Anyway, elsewhere in the stadium, NBC botches the hell out of the long jump competition. Rather than splice in, between other events, rounds of the long jumpers jumping in real time, NBC blasts through the three medaling jumpers and the Texan Longhorn like they were Sportscenter highlights of a long at-bat. The whole allure and tension of events like the long jump is kind of like gymnastics—it’s in the wait. You have to sit around and see if the next guy can top this guy, and have some time to concede, you know, “Holy shit, that’s a long way for a human being to jump,” for it all to mean something.


Perhaps some of the beach volleyball match could be cut for the long jumping. Ha ha, beach volleyball cut for anything ever? Here is another difficult feature of the tape delay: The Dutch have a good beach volleyball team, so, I assume, NBC bounced it from the daytime live coverage (where most of the volleyball has been) expecting a good match, and instead got a Saturday night edition of Steamrollin’ the Dutch. The match is never close, really, and the stakes don’t seem especially high, with the Americans defeating them handily in a quarterfinal. The commentary crew is forced to sort of suggest maybe perhaps NBA players showing up and (awesomely) warming up with the team before the game might affect their play. Well, it doesn’t. Misty May offers the one ounce of spontaneity for the entire primetime night, doing her traditional shoutin’ of acknowledgements, including her family, the Los Angeles Dodgers, and the troops. What could have replaced, exactly, the volleyball match is unclear, but it seems out of place in the primetime lineup. If this is what NBC does with the actually important basketball games, my head may pop clean off my body.

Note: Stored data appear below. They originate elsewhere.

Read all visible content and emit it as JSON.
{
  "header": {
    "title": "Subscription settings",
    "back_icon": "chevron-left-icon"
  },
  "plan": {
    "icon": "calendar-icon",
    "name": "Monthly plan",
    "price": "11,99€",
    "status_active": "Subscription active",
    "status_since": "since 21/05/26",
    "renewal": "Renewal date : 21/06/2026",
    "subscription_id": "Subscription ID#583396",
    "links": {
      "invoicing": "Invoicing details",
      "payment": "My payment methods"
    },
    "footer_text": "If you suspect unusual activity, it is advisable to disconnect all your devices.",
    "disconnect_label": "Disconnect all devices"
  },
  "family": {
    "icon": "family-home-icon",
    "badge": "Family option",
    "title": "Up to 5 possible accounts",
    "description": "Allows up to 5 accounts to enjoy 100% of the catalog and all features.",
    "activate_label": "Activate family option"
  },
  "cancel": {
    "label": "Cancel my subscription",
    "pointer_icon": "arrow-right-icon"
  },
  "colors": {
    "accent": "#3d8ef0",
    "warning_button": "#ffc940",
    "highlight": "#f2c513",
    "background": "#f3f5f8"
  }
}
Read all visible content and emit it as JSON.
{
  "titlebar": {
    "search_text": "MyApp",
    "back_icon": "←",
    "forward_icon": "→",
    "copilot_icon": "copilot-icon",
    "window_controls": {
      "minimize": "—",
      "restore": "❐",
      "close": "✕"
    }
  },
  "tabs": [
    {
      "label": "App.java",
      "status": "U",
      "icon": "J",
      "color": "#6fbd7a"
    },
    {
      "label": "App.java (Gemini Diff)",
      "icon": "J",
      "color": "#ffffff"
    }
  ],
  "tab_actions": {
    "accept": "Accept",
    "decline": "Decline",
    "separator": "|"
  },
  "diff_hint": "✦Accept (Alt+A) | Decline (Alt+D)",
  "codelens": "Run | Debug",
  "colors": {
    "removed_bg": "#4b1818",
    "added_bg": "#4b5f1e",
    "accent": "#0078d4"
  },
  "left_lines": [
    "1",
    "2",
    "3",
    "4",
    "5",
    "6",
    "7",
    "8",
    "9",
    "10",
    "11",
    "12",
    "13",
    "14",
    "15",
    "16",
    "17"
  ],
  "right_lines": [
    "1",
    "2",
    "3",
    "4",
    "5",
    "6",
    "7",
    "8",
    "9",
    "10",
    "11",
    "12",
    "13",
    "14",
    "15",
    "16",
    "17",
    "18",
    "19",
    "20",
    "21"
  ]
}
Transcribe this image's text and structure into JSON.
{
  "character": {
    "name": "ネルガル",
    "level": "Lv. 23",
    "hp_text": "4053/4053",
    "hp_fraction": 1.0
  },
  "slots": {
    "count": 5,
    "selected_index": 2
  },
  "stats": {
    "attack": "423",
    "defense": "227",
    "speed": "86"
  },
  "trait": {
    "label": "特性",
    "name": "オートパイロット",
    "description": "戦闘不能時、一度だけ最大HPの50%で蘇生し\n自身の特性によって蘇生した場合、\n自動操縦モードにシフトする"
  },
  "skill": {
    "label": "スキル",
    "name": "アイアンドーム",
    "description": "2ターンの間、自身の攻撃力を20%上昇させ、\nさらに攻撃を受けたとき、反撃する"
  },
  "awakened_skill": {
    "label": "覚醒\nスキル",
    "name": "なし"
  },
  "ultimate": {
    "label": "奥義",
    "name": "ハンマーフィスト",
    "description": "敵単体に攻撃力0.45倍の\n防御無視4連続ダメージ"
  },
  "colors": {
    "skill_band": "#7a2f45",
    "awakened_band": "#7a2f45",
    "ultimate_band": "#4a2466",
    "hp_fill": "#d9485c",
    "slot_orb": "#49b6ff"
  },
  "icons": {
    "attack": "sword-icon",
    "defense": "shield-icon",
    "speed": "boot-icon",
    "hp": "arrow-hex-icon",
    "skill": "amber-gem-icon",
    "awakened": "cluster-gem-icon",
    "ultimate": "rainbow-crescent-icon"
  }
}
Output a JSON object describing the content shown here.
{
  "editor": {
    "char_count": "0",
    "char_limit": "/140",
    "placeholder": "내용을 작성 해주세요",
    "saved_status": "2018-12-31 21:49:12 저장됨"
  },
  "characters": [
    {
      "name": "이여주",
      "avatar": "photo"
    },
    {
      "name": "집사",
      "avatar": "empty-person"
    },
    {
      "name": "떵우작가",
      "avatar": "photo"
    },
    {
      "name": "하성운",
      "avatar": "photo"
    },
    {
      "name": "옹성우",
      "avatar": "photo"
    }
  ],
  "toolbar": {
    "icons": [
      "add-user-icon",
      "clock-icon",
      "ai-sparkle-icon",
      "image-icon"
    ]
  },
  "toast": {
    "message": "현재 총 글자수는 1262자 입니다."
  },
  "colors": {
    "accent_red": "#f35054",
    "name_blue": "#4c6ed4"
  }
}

As a general capper to the technical primetime hours of coverage, though, Ennis’ victory in the heptathlon works. Phelps was talking earlier in the week about the power of walking into the arena and having his name chanted. The scale of that shot of Ennis, laying on the track with the crowd just exploding—I mean, can you imagine? That’s unlike almost anything else.


Stray observations:

  • There is weirdly not much to discuss regarding the Mary Carillo hostage trip to Scotland’s Drumline-esque bagpipe festival, wherein she met some Canadians and wore a kilt and tie around. As someone said to me on gchat, “Mary Carillo is basically the rodeo clown of NBC Olympics coverage.”
  • Also, the U.S. men’s and women’s swimming relays won as cappers to the incredible runs of Michael Phelps and Missy Franklin at the 2012 games. Earlier today I was reading one former female U.S. Olympian say this women’s team is the best in her memory. I know a lot of people tire of the swimming coverage, but I think there’s room here for a contextualizing piece done by if not NBC, then ESPN on how those teams get put together and how this one in particular was so dominant, in a substantive way.
  • NBC should introduce the swimming graphics that announce the winners when they touch the wall into track events.
  • Felix Sanchez, possessor of the Robin-Hood-esque facial hair, advanced to the 400m hurdles final out of the Dominican Republic, but is a natural born American citizen and a University of Southern California graduate. There’s somebody NBC should profile.
  • A 33-year-old Dutch mother won a bronze in swimming Saturday. Good for her!
  • Serena Williams on the medal ceremony American flag falling down: “It was trying to hug me.”
  • The best ad of the Olympics so far is, unequivocally, the Nike Greatness jogger ad. Then the P&G mom ad. But my personal favorite is the “GE Works” ad, which features badass music and makes working out look like something out of Minority Report.
  • More than anything, I really appreciate our volleyball players’ refusal to wear their bathing suits over their clothes.